The job runs the SQL script on the warehouse. Expected duration: under 30 seconds. These are CREATE TABLE IF NOT EXISTS statements against an empty or already-bootstrapped Silver schema.

The job has no schedule. Operators run it once after the catalog is created. Re-running is safe. Every statement uses IF NOT EXISTS and the file is otherwise additive only.

Verify

# From a SQL editor or via `databricks sql query`:
SHOW TABLES IN appsec_dev.silver;

Expected rows: applications, app_repo_mapping, finding_location, findings, hwm, repositories, suppression_rules.

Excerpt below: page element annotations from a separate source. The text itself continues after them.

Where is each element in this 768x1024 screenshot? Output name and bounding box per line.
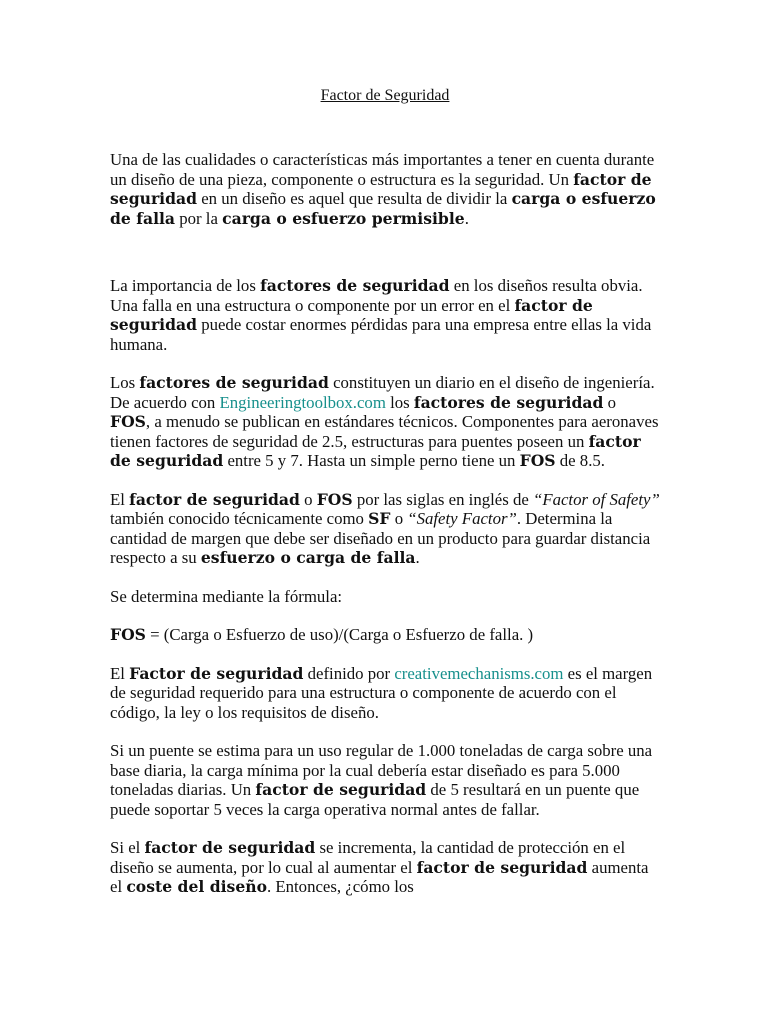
text-run: es el margen de seguridad requerido para una estructura o componente de acuerdo con el código, la ley o los requisitos de diseño.: [110, 663, 653, 722]
bold-term: factor de seguridad: [110, 431, 641, 470]
italic-term: “Factor of Safety”: [533, 489, 660, 509]
engineeringtoolbox-link[interactable]: Engineeringtoolbox.com: [219, 392, 386, 412]
text-run: Los: [110, 373, 140, 392]
bold-term: factor de seguridad: [110, 169, 652, 208]
bold-term: FOS: [110, 625, 146, 644]
text-run: Una de las cualidades o características más importantes a tener en cuenta durante un diseño de una pieza, componente o estructura es la seguridad. Un: [110, 150, 655, 189]
text-run: . Entonces, ¿cómo los: [266, 877, 414, 896]
document-page: [110, 84, 660, 897]
document-title: Factor de Seguridad: [320, 87, 450, 104]
text-run: se incrementa, la cantidad de protección en el diseño se aumenta, por lo cual al aumentar el: [110, 838, 626, 877]
bold-term: factores de seguridad: [260, 276, 450, 295]
text-run: por la: [175, 208, 223, 228]
text-run: . Determina la cantidad de margen que debe ser diseñado en un producto para guardar distancia respecto a su: [110, 509, 651, 567]
text-run: o: [390, 509, 408, 528]
text-run: también conocido técnicamente como: [110, 509, 369, 528]
paragraph-intro: [110, 150, 660, 228]
creativemechanisms-link[interactable]: creativemechanisms.com: [394, 663, 564, 683]
text-run: por las siglas en inglés de: [352, 489, 533, 509]
bold-term: esfuerzo o carga de falla: [200, 548, 416, 567]
paragraph-cost: [110, 838, 660, 897]
paragraph-engineering: [110, 373, 660, 471]
text-run: = (Carga o Esfuerzo de uso)/(Carga o Esfuerzo de falla. ): [145, 625, 534, 644]
bold-term: factor de seguridad: [110, 295, 593, 334]
italic-term: “Safety Factor”: [407, 509, 517, 528]
bold-term: carga o esfuerzo de falla: [110, 189, 656, 228]
paragraph-importance: [110, 276, 660, 354]
text-run: constituyen un diario en el diseño de ingeniería. De acuerdo con: [110, 373, 655, 412]
bold-term: FOS: [316, 489, 353, 509]
text-run: en los diseños resulta obvia. Una falla en una estructura o componente por un error en el: [110, 276, 643, 315]
bold-term: Factor de seguridad: [129, 663, 304, 683]
text-run: puede costar enormes pérdidas para una empresa entre ellas la vida humana.: [110, 315, 652, 354]
bold-term: carga o esfuerzo permisible: [222, 208, 465, 228]
text-run: El: [110, 663, 130, 683]
bold-term: factores de seguridad: [139, 373, 329, 392]
bold-term: FOS: [519, 451, 556, 470]
text-run: La importancia de los: [110, 276, 261, 295]
text-run: Si el: [110, 838, 145, 857]
bold-term: factor de seguridad: [144, 838, 316, 857]
text-run: en un diseño es aquel que resulta de dividir la: [197, 189, 512, 208]
text-run: de 8.5.: [555, 451, 605, 470]
formula-line: [110, 625, 660, 645]
bold-term: factor de seguridad: [255, 780, 427, 799]
text-run: aumenta el: [110, 857, 649, 896]
text-run: los: [385, 392, 414, 412]
paragraph-definition: [110, 490, 660, 568]
text-run: de 5 resultará en un puente que puede soportar 5 veces la carga operativa normal antes de fallar.: [110, 780, 640, 819]
paragraph-formula-intro: Se determina mediante la fórmula:: [110, 586, 343, 606]
bold-term: factores de seguridad: [413, 392, 604, 412]
bold-term: SF: [368, 509, 391, 528]
paragraph-creativemechanisms: [110, 664, 660, 723]
text-run: .: [464, 208, 469, 228]
text-run: definido por: [303, 663, 395, 683]
bold-term: factor de seguridad: [129, 489, 300, 509]
text-run: El: [110, 489, 130, 509]
text-run: , a menudo se publican en estándares técnicos. Componentes para aeronaves tienen factores de seguridad de 2.5, estructuras para puentes poseen un: [110, 412, 659, 451]
text-run: .: [415, 548, 420, 567]
paragraph-bridge-example: [110, 741, 660, 819]
bold-term: coste del diseño: [126, 877, 267, 896]
text-run: entre 5 y 7. Hasta un simple perno tiene un: [223, 451, 520, 470]
bold-term: FOS: [110, 412, 146, 431]
text-run: o: [603, 392, 616, 412]
text-run: Si un puente se estima para un uso regular de 1.000 toneladas de carga sobre una base diaria, la carga mínima por la cual debería estar diseñado es para 5.000 toneladas diarias. Un: [110, 741, 653, 799]
text-run: o: [299, 489, 317, 509]
bold-term: factor de seguridad: [416, 857, 588, 877]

-- Every table is empty after bootstrap; connectors and the app-repo linker
-- populate them on their first runs.
SELECT count(*) FROM appsec_dev.silver.findings;          -- 0
SELECT count(*) FROM appsec_dev.silver.repositories;      -- 0
SELECT count(*) FROM appsec_dev.silver.applications;      -- 0
SELECT count(*) FROM appsec_dev.silver.app_repo_mapping;  -- 0
SELECT count(*) FROM appsec_dev.silver.hwm;               -- 0

Common errors

Symptom Cause Fix
Job 'platform-bootstrap' is not deployed in the current target Bundle deploy didn't pick up src/platform/resources/bootstrap-job.yml. Re-run Bundle deploy. Confirm the include glob in databricks.yml is unchanged.
Cluster <warehouse-id> not found WAREHOUSE_ID passed at deploy time was wrong. Re-deploy with the correct warehouse ID from Admin Settings, SQL Warehouses, <warehouse>, Workspace ID.
Schema 'silver' not found in catalog 'appsec_dev' Catalog or schema not yet created. Bundle deploy didn't apply the platform layer. Re-run Bundle deploy.
Table already exists with a different schema A previous attempt created silver.findings with different columns. Drop the offending table (DROP TABLE appsec_dev.silver.findings) and re-run the job. The redesign DDL is the authoritative schema.

Note on connector-side population

silver.repositories is populated by the SCM connector transforms (GitHub, GitLab — wider-shape projection still in progress). silver.applications is populated by the ServiceNow transform. silver.app_repo_mapping is populated by the platform-layer app-repo linker, which joins silver.repositories.full_name to silver.applications.app_code on a 5-digit token. The CMDB-side paths (u_repository_id on the business-app record, cmdb_rel_ci graph rows) are deferred and will land alongside the linker via the link_source discriminator column.

This is by design: the platform layer establishes the target schema so downstream analytics can compile against it; the linker fills the application↔repository data path independently of upstream CMDB graph hygiene.

Phase 1 complete

After this step succeeds, the platform is ready to install connectors. Proceed to Install connectors and start with the SCM category. SCM connectors run first because they populate silver.repositories, which findings from every other connector reference.